Vivo dizendo que minha adolescência foi marcada por um
compasso de espera no mínimo luxuoso: esperávamos e juntávamos dinheiro para,
no final do ano, escolher os LPs de quem íamos comprar. Isso porque
invariavelmente tínhamos à disposição lançamentos de artistas como Milton
Nascimento, Chico Buarque, Caetano, Gil, João Bosco, Ivan Lins, Betânia, Gal
etc. Como a grana era curta, escolhíamos um ou dois, sempre combinando com
aquele melhor amigo para comprarmos de artistas diferentes, de modo a que a
“turma expandida” tivesse, no final das contas, todos os lançamentos do ano.
Isso tudo pra falar do Chico. O Buarque.

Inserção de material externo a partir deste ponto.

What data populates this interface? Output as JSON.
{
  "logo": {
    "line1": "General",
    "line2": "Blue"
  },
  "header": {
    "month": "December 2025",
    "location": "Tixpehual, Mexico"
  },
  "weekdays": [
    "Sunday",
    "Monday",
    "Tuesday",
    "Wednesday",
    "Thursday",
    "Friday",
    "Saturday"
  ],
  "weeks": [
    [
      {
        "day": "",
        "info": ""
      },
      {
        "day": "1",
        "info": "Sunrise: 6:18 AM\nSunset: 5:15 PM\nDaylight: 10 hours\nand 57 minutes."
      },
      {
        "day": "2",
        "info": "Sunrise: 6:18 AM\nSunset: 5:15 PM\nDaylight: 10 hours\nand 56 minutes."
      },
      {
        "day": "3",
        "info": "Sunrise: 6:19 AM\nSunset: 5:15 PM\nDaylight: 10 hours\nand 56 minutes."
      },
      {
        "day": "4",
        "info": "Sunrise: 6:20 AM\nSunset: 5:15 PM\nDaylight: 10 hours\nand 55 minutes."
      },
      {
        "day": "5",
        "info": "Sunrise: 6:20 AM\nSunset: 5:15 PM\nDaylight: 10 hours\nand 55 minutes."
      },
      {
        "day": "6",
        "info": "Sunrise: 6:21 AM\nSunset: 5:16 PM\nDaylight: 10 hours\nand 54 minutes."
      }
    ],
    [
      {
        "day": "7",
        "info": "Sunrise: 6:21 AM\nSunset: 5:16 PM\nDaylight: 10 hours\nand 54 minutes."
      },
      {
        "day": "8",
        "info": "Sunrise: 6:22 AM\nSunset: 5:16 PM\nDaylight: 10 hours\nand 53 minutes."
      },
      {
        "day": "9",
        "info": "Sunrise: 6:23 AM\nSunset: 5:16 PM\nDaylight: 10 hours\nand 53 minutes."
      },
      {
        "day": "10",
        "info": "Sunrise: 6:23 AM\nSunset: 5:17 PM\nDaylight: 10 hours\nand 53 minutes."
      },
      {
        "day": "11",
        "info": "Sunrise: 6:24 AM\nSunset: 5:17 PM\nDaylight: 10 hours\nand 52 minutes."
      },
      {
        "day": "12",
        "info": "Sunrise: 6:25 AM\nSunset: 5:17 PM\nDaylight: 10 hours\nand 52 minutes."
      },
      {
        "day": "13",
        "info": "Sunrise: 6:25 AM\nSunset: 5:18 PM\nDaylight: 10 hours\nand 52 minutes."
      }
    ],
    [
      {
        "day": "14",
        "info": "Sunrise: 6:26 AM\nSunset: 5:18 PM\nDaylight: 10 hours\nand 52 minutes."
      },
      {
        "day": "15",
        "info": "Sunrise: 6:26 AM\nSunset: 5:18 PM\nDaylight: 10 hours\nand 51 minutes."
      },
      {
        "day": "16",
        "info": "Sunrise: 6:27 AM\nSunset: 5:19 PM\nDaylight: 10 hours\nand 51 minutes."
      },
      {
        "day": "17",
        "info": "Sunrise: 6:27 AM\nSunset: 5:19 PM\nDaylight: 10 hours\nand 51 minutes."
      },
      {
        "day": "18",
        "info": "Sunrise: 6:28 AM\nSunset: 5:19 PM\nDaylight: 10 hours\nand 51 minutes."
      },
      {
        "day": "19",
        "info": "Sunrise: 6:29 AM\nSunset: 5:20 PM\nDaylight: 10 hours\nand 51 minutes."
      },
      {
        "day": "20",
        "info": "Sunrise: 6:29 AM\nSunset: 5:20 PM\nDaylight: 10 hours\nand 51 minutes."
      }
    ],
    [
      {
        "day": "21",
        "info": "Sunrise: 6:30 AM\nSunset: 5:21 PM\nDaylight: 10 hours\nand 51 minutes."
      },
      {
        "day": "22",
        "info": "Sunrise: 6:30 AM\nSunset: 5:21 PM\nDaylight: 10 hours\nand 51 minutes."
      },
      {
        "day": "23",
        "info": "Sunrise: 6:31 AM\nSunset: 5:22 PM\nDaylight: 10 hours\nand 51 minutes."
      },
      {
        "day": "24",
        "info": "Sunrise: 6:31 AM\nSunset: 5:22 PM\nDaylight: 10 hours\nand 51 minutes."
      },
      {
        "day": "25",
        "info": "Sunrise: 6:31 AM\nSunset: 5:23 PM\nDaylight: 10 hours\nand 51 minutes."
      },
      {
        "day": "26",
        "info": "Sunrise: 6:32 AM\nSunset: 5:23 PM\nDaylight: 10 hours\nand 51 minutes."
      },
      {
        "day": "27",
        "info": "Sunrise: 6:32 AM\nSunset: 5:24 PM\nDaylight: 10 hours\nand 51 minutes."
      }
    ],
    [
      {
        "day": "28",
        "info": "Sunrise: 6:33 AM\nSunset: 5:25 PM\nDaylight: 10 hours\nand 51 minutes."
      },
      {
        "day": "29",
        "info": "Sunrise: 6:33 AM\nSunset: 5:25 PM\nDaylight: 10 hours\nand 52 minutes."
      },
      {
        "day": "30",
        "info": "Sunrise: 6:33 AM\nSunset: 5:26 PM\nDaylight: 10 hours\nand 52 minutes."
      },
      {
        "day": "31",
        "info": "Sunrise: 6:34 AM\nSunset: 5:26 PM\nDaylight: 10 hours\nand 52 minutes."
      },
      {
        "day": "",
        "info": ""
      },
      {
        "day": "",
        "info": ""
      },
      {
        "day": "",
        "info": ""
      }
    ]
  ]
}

Além de uma
referência estética e artística de minha geração (to indo pro 50), o moço de
olhos claros dava o tom do embate político. Não que o Chico fosse um artista
que tivesse produzido apenas sob a ditadura, como muitos outros. De forma
alguma. Discos recentes dele, bem como seus romances, desmentem tal bobagem. O
Chico é artistão, e ponto.
Surpreendente na simplicidade também.
Já pensou com calma nesse verso do Chico? Ó só: “Na
fotografia estamos felizes”.
Simples, não. Pois é. Versinho besta que traz muito mais do
que aparenta trazer. Primeiro: é verso da belíssima “Anos Dourados” (vide
http://letras.terra.com.br/chico-buarque/45107/). A canção trata de uma mulher
casada (e supostamente infeliz) voltando os olhos para o tempo em que se
apaixonou por seu (ex?) marido. Nesse contexto, o verso daí de cima diz o quê,
subentendido? Estamos felizes naquele passado. Outra: o Chico usou o verso
estar (associado à transitoriedade), não o verbo ser (associado à essência).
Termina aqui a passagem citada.